The thrust of this article is toward changes in values and behaviour: to value learning from and with other disciplines, and especially from and with small farmers; to value equity as well as production; to seek out experiences that are cost-effective, if unconventional, in identifying research priorities; to conduct more research with farmers. It is easier to sit in a room in a rich country and write a little paper about this and the tough things other people should do than it is to be those other people rid to do those things.

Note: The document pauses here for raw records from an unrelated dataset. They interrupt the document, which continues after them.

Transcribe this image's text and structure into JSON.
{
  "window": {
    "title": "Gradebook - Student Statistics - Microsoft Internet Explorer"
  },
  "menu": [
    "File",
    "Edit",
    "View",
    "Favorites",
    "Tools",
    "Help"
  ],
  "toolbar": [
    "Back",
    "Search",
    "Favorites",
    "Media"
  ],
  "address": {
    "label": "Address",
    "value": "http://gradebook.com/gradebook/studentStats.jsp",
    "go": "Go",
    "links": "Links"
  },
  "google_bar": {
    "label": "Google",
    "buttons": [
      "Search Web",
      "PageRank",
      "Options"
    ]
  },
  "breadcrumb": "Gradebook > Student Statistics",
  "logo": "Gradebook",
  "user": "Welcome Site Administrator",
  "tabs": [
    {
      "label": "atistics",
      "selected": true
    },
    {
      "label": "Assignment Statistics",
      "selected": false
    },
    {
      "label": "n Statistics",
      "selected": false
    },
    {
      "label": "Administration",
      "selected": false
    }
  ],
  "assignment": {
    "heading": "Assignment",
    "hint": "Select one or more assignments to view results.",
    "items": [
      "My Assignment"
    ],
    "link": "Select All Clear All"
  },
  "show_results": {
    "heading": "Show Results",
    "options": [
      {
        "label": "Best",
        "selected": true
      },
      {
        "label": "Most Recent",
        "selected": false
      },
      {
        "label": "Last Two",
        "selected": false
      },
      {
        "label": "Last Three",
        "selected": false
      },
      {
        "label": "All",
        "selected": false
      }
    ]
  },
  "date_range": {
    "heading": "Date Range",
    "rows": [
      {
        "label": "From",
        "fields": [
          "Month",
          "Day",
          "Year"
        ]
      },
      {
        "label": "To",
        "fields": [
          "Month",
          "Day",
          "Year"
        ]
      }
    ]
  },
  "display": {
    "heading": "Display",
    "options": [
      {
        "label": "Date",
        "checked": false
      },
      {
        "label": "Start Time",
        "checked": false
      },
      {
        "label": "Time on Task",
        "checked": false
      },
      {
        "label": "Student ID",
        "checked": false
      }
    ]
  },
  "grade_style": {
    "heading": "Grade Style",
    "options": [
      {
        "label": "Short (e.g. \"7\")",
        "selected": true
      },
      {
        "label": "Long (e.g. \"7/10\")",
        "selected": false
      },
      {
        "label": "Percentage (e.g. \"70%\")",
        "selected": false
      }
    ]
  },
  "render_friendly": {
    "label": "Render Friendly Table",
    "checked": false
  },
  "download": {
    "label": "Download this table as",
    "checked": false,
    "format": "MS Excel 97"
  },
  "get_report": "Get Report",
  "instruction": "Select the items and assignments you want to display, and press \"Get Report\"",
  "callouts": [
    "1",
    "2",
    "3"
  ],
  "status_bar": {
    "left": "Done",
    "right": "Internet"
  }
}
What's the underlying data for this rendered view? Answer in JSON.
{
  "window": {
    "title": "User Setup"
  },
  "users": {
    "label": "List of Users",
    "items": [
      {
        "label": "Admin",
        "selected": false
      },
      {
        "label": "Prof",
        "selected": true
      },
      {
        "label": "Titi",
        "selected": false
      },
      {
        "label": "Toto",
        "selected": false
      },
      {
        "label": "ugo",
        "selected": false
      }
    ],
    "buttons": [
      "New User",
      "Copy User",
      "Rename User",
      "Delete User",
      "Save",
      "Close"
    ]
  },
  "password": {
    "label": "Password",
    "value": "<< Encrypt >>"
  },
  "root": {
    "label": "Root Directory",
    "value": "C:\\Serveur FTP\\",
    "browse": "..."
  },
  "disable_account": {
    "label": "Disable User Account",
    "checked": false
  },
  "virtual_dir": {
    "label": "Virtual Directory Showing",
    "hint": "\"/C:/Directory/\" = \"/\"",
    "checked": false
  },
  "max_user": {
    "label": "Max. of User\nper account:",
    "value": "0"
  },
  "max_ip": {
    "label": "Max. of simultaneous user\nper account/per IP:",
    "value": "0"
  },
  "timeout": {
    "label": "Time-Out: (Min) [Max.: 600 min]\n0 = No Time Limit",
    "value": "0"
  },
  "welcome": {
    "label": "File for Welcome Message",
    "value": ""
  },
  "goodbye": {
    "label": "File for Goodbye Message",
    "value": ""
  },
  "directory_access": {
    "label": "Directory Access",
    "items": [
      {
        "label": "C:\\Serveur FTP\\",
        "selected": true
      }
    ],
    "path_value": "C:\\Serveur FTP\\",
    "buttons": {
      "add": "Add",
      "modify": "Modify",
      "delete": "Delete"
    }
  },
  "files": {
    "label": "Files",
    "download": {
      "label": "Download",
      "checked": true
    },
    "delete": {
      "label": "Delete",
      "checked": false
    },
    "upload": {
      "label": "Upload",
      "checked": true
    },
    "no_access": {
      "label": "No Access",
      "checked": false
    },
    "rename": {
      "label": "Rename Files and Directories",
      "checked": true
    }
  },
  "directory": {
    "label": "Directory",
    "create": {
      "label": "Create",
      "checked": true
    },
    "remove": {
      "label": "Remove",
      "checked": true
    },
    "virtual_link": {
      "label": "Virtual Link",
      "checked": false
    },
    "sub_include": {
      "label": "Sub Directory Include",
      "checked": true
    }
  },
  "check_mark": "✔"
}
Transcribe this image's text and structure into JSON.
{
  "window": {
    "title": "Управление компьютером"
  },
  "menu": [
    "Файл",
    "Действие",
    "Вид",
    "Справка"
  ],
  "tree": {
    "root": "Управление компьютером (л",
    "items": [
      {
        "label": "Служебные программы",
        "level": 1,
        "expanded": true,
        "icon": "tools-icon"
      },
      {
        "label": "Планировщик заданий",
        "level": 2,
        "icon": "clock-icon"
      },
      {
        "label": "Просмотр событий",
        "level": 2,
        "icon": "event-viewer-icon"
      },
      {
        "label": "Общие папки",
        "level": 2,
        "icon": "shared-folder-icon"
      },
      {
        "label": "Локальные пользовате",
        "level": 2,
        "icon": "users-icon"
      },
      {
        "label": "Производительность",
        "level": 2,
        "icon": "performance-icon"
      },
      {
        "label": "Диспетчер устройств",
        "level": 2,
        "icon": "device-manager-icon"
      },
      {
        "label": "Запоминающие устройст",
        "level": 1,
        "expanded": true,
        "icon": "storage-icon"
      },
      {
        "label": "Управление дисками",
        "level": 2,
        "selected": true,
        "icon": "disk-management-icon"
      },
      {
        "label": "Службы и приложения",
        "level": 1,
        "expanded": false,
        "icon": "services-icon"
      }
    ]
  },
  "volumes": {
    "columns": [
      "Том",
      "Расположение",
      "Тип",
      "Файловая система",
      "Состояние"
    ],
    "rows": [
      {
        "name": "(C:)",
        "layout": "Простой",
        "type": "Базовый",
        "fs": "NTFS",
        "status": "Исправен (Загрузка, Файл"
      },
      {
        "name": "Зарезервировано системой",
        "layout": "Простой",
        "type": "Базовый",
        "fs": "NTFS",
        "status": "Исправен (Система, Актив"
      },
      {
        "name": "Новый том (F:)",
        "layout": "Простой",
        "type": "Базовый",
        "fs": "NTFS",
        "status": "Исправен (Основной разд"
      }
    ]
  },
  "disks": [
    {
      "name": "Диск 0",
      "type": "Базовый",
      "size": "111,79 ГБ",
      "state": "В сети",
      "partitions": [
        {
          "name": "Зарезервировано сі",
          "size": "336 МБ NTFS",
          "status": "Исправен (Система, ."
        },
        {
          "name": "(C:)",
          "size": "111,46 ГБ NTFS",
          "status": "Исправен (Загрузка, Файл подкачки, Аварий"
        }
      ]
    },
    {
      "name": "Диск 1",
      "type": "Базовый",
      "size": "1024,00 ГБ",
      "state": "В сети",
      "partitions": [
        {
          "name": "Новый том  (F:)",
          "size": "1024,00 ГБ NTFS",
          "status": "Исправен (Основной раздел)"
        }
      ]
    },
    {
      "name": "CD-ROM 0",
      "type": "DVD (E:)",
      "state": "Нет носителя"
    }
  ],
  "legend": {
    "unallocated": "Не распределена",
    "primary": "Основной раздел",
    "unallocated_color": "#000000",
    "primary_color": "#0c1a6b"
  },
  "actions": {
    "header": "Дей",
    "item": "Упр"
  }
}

Perhaps agricultural research that is moving closer to small farmers through defined area projects presents an unusual opportunity. The value systems in agricultural research are international. In the past, this may often have exercised a conservative and inappropriate influence (toward the needs of temperate climates, toward capital intensity, and so on); and much of this may still be enshrined in the curricula of universities all over the world and perpetuated through their graduates. But that same international system could also help to create and invest with prestige a different climate of values so that national researchers would have more freedom to adopt new practices and turn inappropriate professional values around. If this could occur, some of the beneficiaries would be those national researchers who were at the forefront of pioneering the new methods; but the largest group of beneficiaries should be small farmers whose interests would then be more directly and better served by agricultural research.